I wtedy zobaczyłem. Całą szerokością i wysokością ‘bramy‘ jaką tworzył asfalt i rosnące po bokach drzewa z kierunku w którym zmierzałem lecą tysiące owadów tworząc ruchomą zasłonę. Wszystko to zmierza we mnie a ja stoję jak słup na środku szosy całkowicie odkryty. Wcina mnie w asfalt i nie wiem co zrobić. Stać nieruchomo i czekać czy mnie ominą...

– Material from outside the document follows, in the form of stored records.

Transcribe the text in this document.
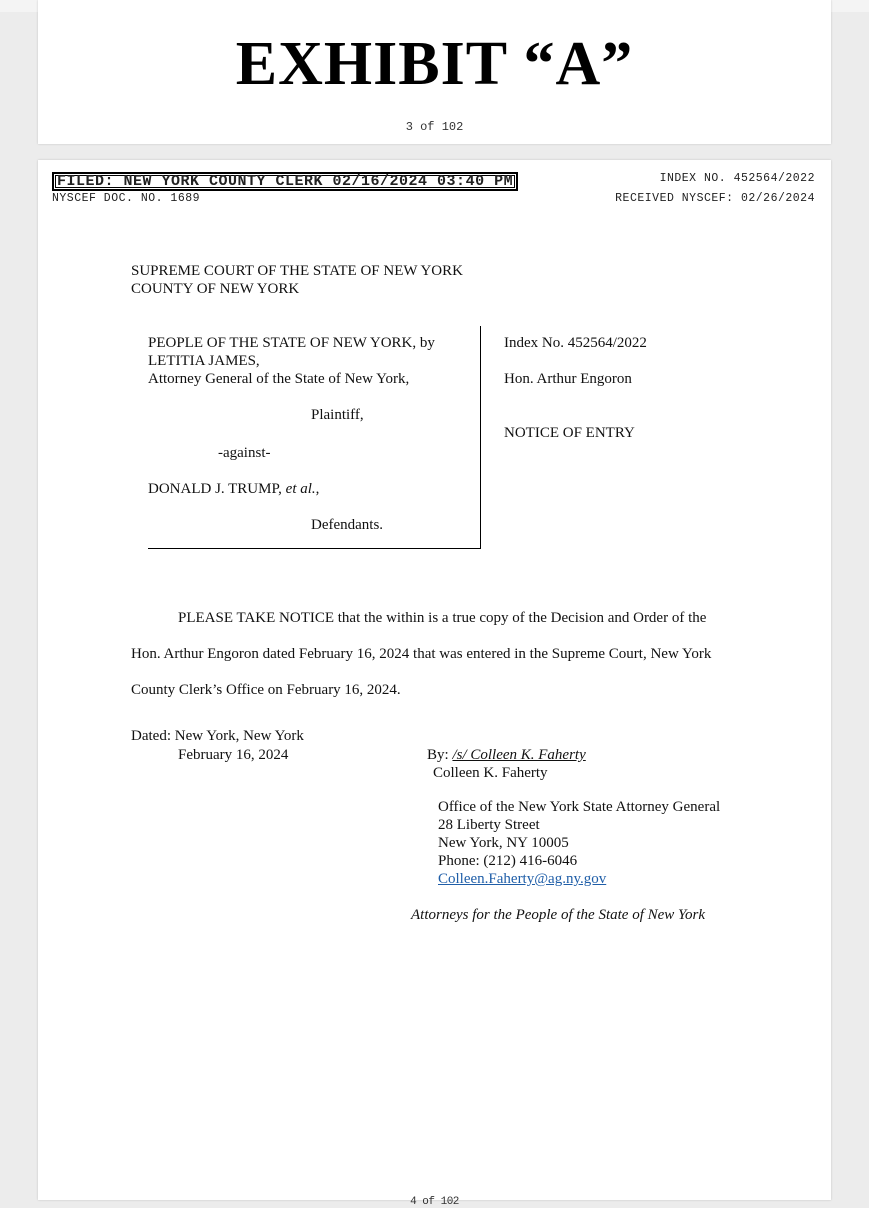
EXHIBIT “A”
3 of 102
FILED: NEW YORK COUNTY CLERK 02/16/2024 03:40 PM
NYSCEF DOC. NO. 1689
INDEX NO. 452564/2022
RECEIVED NYSCEF: 02/26/2024
SUPREME COURT OF THE STATE OF NEW YORK
COUNTY OF NEW YORK
PEOPLE OF THE STATE OF NEW YORK, by
LETITIA JAMES,
Attorney General of the State of New York,
Plaintiff,
-against-
DONALD J. TRUMP, et al.,
Defendants.
Index No. 452564/2022
Hon. Arthur Engoron
NOTICE OF ENTRY
PLEASE TAKE NOTICE that the within is a true copy of the Decision and Order of the
Hon. Arthur Engoron dated February 16, 2024 that was entered in the Supreme Court, New York
County Clerk’s Office on February 16, 2024.
Dated: New York, New York
February 16, 2024	By: /s/ Colleen K. Faherty
Colleen K. Faherty
Office of the New York State Attorney General
28 Liberty Street
New York, NY 10005
Phone: (212) 416-6046
Colleen.Faherty@ag.ny.gov
Attorneys for the People of the State of New York
4 of 102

Guzik, szczupakiem skaczę w rów a nad mą głową zamyka się ruchoma zasłona z łopuchów. Leżę bez ruchu i nawet nie oddycham. Wibrujący dźwięk narasta do buczącej silnej postaci i trwa. Do dziś nie wiem jak długo to trwało. Leżałem z nadzieją, że na mnie nie wylądują. Po chwili cichnie ten motor i tylko z oddali słychać jakieś delikatne brzęczenie. Odczekuję jeszcze sporą chwilę i wstaję ostrożnie. Cisza zupełna i tylko ‘normalne’ odgłosy lasu dobiegają do mych uszu. Ptaki śpiewają a jakaś kukułka repetuje swoje wołanie.
Opatruję broń i szybkim krokiem zmierzam w miejsce, które dziś wybrałem... wstaje dzień...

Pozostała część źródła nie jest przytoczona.